JAKARTA, TINTAHIJAU.com — Harga-harga naik, penghasilan tetap, dan pengeluaran seakan tak ada habisnya. Situasi ini pasti terasa akrab bagi banyak keluarga Indonesia belakangan ini. Tapi menurut Mike Rini, perencana keuangan dari Mitra Rencana Edukasi, kondisi sulit bukan alasan untuk menyerah. Justru di masa-masa seperti inilah, kecerdasan dalam mengatur keuangan benar-benar diuji.
“Yang penting bukan seberapa besar uang yang kita punya, tapi bagaimana kita mengelolanya,” kata Mike dalam program Kompas Bisnis di Kompas TV. Berikut empat langkah praktis yang ia bagikan agar keuangan keluarga tetap sehat meski ekonomi sedang seret.
1. Bedakan “Butuh” dan “Ingin”
Kuncinya sederhana: dahulukan kebutuhan pokok. Di tengah kenaikan harga, penghasilan keluarga sebaiknya diarahkan untuk mencukupi kebutuhan utama seperti makanan, listrik, dan pendidikan anak.
Mike mencontohkan, kebiasaan kecil seperti jajan bisa menjadi penyebab kebocoran anggaran. “Kadang kelihatannya kecil, cuma seribu atau dua ribu rupiah. Tapi kalau dilakukan tiap hari, bisa menguras uang belanja juga,” ujarnya.
Ia menyarankan keluarga untuk lebih selektif dalam berbelanja—tidak harus pelit, tapi bijak. Tahan dulu keinginan yang bukan prioritas, agar kebutuhan penting tetap aman.
2. Evaluasi dan Catat Pengeluaran
Langkah berikutnya adalah audit keuangan rumah tangga. Mulailah dengan mencatat semua pengeluaran, sekecil apa pun. Dari situ, akan terlihat mana yang benar-benar penting dan mana yang bisa dikurangi.
“Kalau ada pos belanja yang bisa dikurangi atau bahkan dihapus, lakukan,” tegas Mike. Misalnya, mengganti bahan makanan yang sedang mahal dengan alternatif yang lebih terjangkau.
Mencatat juga membuat kita lebih sadar terhadap aliran uang. Tanpa catatan, uang sering hilang entah ke mana. “Berapa pun penghasilan kita, kalau tak punya rencana dan catatan, uang bisa habis begitu saja,” ujarnya.

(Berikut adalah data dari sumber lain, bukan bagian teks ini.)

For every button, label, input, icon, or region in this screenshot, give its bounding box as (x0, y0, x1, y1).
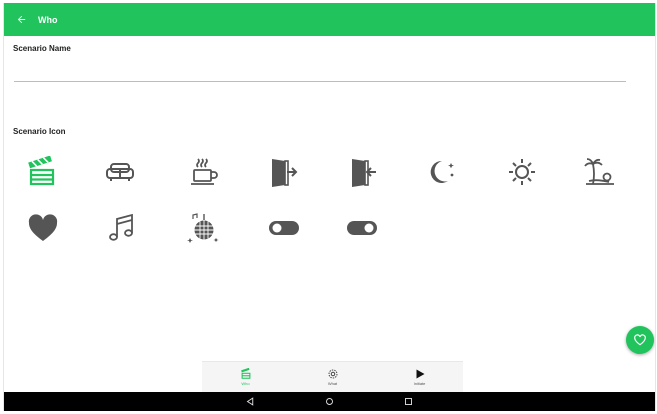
nav-initiate-label: Initiate (413, 381, 426, 386)
scenario-icon-label: Scenario Icon (13, 127, 66, 136)
nav-who[interactable]: Who (211, 368, 281, 386)
toggle-on-icon[interactable] (343, 210, 381, 246)
music-note-icon[interactable] (103, 210, 141, 246)
coffee-cup-icon[interactable] (184, 154, 222, 190)
app-bar-title: Who (38, 14, 58, 25)
disco-ball-icon[interactable] (184, 210, 222, 246)
screen: Who Scenario Name Scenario Icon Who What… (3, 3, 656, 411)
recents-icon[interactable] (404, 397, 413, 406)
bottom-navigation: Who What Initiate (202, 361, 463, 392)
heart-outline-icon (634, 334, 646, 346)
system-navigation-bar (4, 392, 655, 411)
nav-what-label: What (327, 381, 338, 386)
toggle-off-icon[interactable] (265, 210, 303, 246)
clapperboard-icon[interactable] (23, 154, 61, 190)
clapperboard-icon (240, 368, 250, 379)
nav-who-label: Who (241, 381, 250, 386)
nav-initiate[interactable]: Initiate (385, 368, 455, 386)
door-enter-icon[interactable] (344, 154, 382, 190)
gear-icon (328, 369, 337, 379)
scenario-name-input[interactable] (14, 65, 626, 82)
play-icon (416, 369, 424, 379)
nav-what[interactable]: What (298, 368, 368, 386)
app-bar: Who (4, 3, 655, 36)
door-exit-icon[interactable] (264, 154, 302, 190)
favorite-fab-button[interactable] (626, 326, 654, 354)
sofa-icon[interactable] (101, 154, 139, 190)
home-icon[interactable] (325, 397, 334, 406)
palm-beach-icon[interactable] (581, 154, 619, 190)
back-arrow-icon[interactable] (4, 3, 38, 36)
heart-icon[interactable] (24, 210, 62, 246)
scenario-name-label: Scenario Name (13, 44, 71, 53)
back-icon[interactable] (246, 397, 255, 406)
moon-stars-icon[interactable] (423, 154, 461, 190)
sun-icon[interactable] (503, 154, 541, 190)
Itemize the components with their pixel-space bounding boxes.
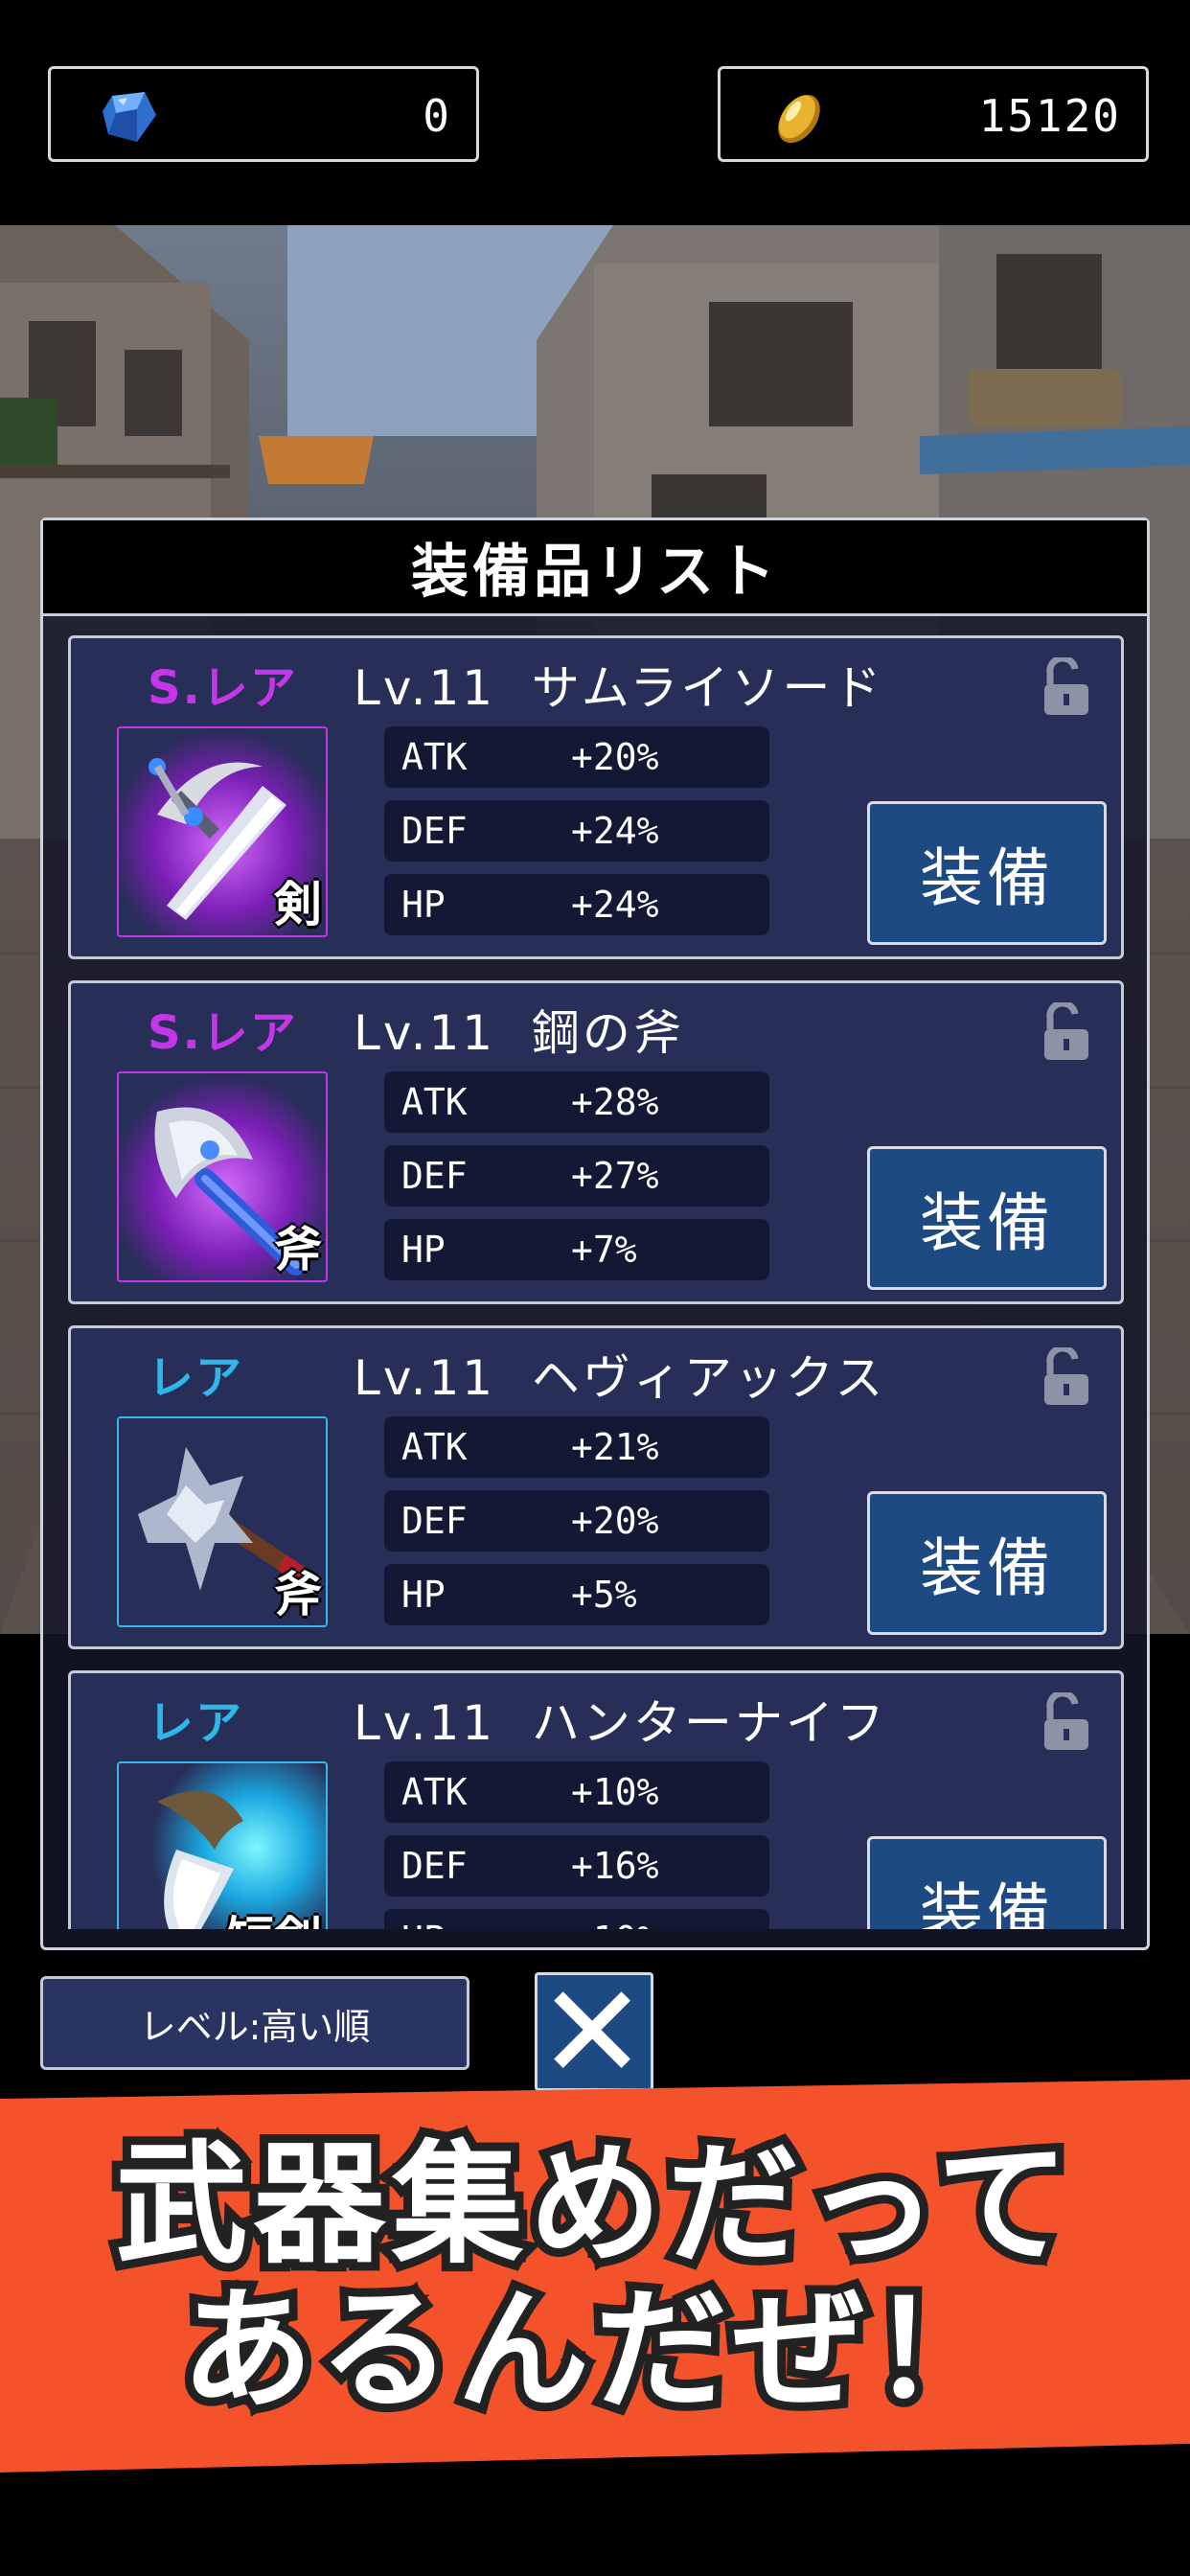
unlocked-padlock-icon[interactable] [1041,1692,1092,1752]
stat-row-atk: ATK +10% [384,1761,769,1823]
stat-label: DEF [401,1155,468,1197]
sort-button[interactable]: レベル:高い順 [40,1976,469,2070]
item-title: Lv.11 ハンターナイフ [354,1685,887,1754]
gem-counter: 0 [48,66,479,162]
item-name: ヘヴィアックス [531,1350,886,1406]
close-x-icon [554,1991,630,2068]
stat-label: ATK [401,1081,468,1123]
equip-button[interactable]: 装備 [867,1836,1107,1929]
unlocked-padlock-icon[interactable] [1041,657,1092,717]
item-title: Lv.11 鋼の斧 [354,995,684,1064]
banner-line-1: 武器集めだって [0,2130,1190,2280]
banner-line-2: あるんだぜ！ [0,2276,1190,2426]
item-level: Lv.11 [354,1695,496,1751]
stat-label: HP [401,1229,446,1271]
stat-label: DEF [401,1500,468,1542]
panel-header: 装備品リスト [43,520,1147,616]
rarity-label: レア [148,1351,244,1405]
stat-label: ATK [401,1771,468,1813]
equipment-list[interactable]: S.レア Lv.11 サムライソード 剣 ATK +20% DEF +24% H… [68,635,1124,1929]
item-type-label: 斧 [274,1222,322,1277]
item-type-label: 斧 [274,1567,322,1622]
stat-value: +24% [571,810,659,852]
stat-label: HP [401,1919,446,1929]
rarity-label: S.レア [148,1006,298,1060]
stat-value: +20% [571,1500,659,1542]
equip-button[interactable]: 装備 [867,1491,1107,1635]
stat-value: +20% [571,736,659,778]
item-icon-frame[interactable]: 短剣 [117,1761,328,1929]
gold-coin-icon [778,94,820,144]
item-title: Lv.11 サムライソード [354,650,883,719]
stat-row-def: DEF +20% [384,1490,769,1552]
stat-value: +27% [571,1155,659,1197]
blue-gem-icon [103,92,156,142]
unlocked-padlock-icon[interactable] [1041,1002,1092,1062]
item-type-label: 剣 [274,877,322,932]
item-level: Lv.11 [354,1005,496,1061]
item-name: サムライソード [531,660,884,716]
stat-label: HP [401,1574,446,1616]
item-icon-frame[interactable]: 剣 [117,726,328,937]
gold-count: 15120 [978,90,1121,142]
close-button[interactable] [535,1972,653,2091]
equipment-card[interactable]: レア Lv.11 ハンターナイフ 短剣 ATK [68,1670,1124,1929]
stat-label: HP [401,884,446,926]
item-level: Lv.11 [354,1350,496,1406]
stat-row-def: DEF +16% [384,1835,769,1897]
stat-value: +28% [571,1081,659,1123]
stat-row-hp: HP +10% [384,1909,769,1929]
stat-value: +24% [571,884,659,926]
equip-button[interactable]: 装備 [867,801,1107,945]
item-icon-frame[interactable]: 斧 [117,1416,328,1627]
stat-label: ATK [401,1426,468,1468]
stat-row-hp: HP +5% [384,1564,769,1625]
item-name: 鋼の斧 [531,1005,684,1061]
item-level: Lv.11 [354,660,496,716]
gem-count: 0 [423,90,451,142]
stat-row-def: DEF +24% [384,800,769,862]
item-title: Lv.11 ヘヴィアックス [354,1340,885,1409]
stat-row-hp: HP +7% [384,1219,769,1280]
banner-line-1-text: 武器集めだって [106,2128,1077,2282]
rarity-label: S.レア [148,661,298,715]
rarity-label: レア [148,1696,244,1750]
equipment-card[interactable]: S.レア Lv.11 鋼の斧 斧 ATK +28% DEF +27% HP +7… [68,980,1124,1304]
item-name: ハンターナイフ [531,1695,887,1751]
gold-counter: 15120 [718,66,1149,162]
stat-label: DEF [401,810,468,852]
equipment-list-panel: 装備品リスト S.レア Lv.11 サムライソード 剣 ATK +20% DEF… [40,518,1150,1950]
stat-row-hp: HP +24% [384,874,769,935]
stat-row-atk: ATK +21% [384,1416,769,1478]
equipment-card[interactable]: S.レア Lv.11 サムライソード 剣 ATK +20% DEF +24% H… [68,635,1124,959]
stat-row-atk: ATK +20% [384,726,769,788]
banner-line-2-text: あるんだぜ！ [172,2273,1012,2427]
stat-label: DEF [401,1845,468,1887]
unlocked-padlock-icon[interactable] [1041,1347,1092,1407]
stat-value: +7% [571,1229,637,1271]
stat-value: +16% [571,1845,659,1887]
stat-row-def: DEF +27% [384,1145,769,1207]
stat-value: +21% [571,1426,659,1468]
item-type-label: 短剣 [226,1901,322,1929]
stat-row-atk: ATK +28% [384,1071,769,1133]
stat-value: +5% [571,1574,637,1616]
stat-value: +10% [571,1919,659,1929]
stat-label: ATK [401,736,468,778]
equipment-card[interactable]: レア Lv.11 ヘヴィアックス 斧 ATK +21% DEF +20% HP … [68,1325,1124,1649]
item-icon-frame[interactable]: 斧 [117,1071,328,1282]
stat-value: +10% [571,1771,659,1813]
panel-title: 装備品リスト [411,539,779,606]
equip-button[interactable]: 装備 [867,1146,1107,1290]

3. Siapkan Dana Darurat, Atur Utang, dan Tetap Menabung
Ekonomi boleh ketat, tapi tabungan tetap harus jalan. Idealnya, 10 persen dari pendapatan disisihkan untuk dana darurat. Kalau belum bisa sebesar itu, mulai kecil pun tak masalah.
“Yang penting konsisten. Nabung Rp10.000 per hari juga bagus asal rutin,” kata Mike.
Untuk urusan utang, ia mengingatkan agar cicilan tidak lebih dari sepertiga penghasilan bulanan. “Semakin kecil cicilan, semakin sehat kondisi keuangan,” jelasnya.
Selain itu, jangan lupakan perlindungan dasar seperti BPJS Kesehatan untuk berjaga-jaga dari risiko mendadak.
4. Libatkan Semua Anggota Keluarga
Mengatur keuangan keluarga bukan tugas satu orang. Semua anggota harus ikut berperan. “Kalau ibu sudah hemat, tapi anak minta jajan terus, atau ayahnya pengin jalan-jalan, ya sama saja,” kata Mike sambil tersenyum.
Kesuksesan finansial keluarga ditentukan oleh kerja sama dan kedisiplinan bersama. Ajak anak memahami pentingnya menabung, dan jadikan penghematan sebagai budaya rumah tangga, bukan sekadar kewajiban.
Hidup Tenang Bukan Karena Banyak Uang
Mengelola keuangan di masa sulit bukan hanya soal angka di rekening, tapi soal kebiasaan dan sikap. Fokus pada kebutuhan, catat pengeluaran, siapkan dana cadangan, dan jaga komitmen keluarga.
Karena pada akhirnya, hidup yang tenang bukan datang dari banyaknya uang—melainkan dari kemampuan mengatur apa yang kita miliki dengan bijak.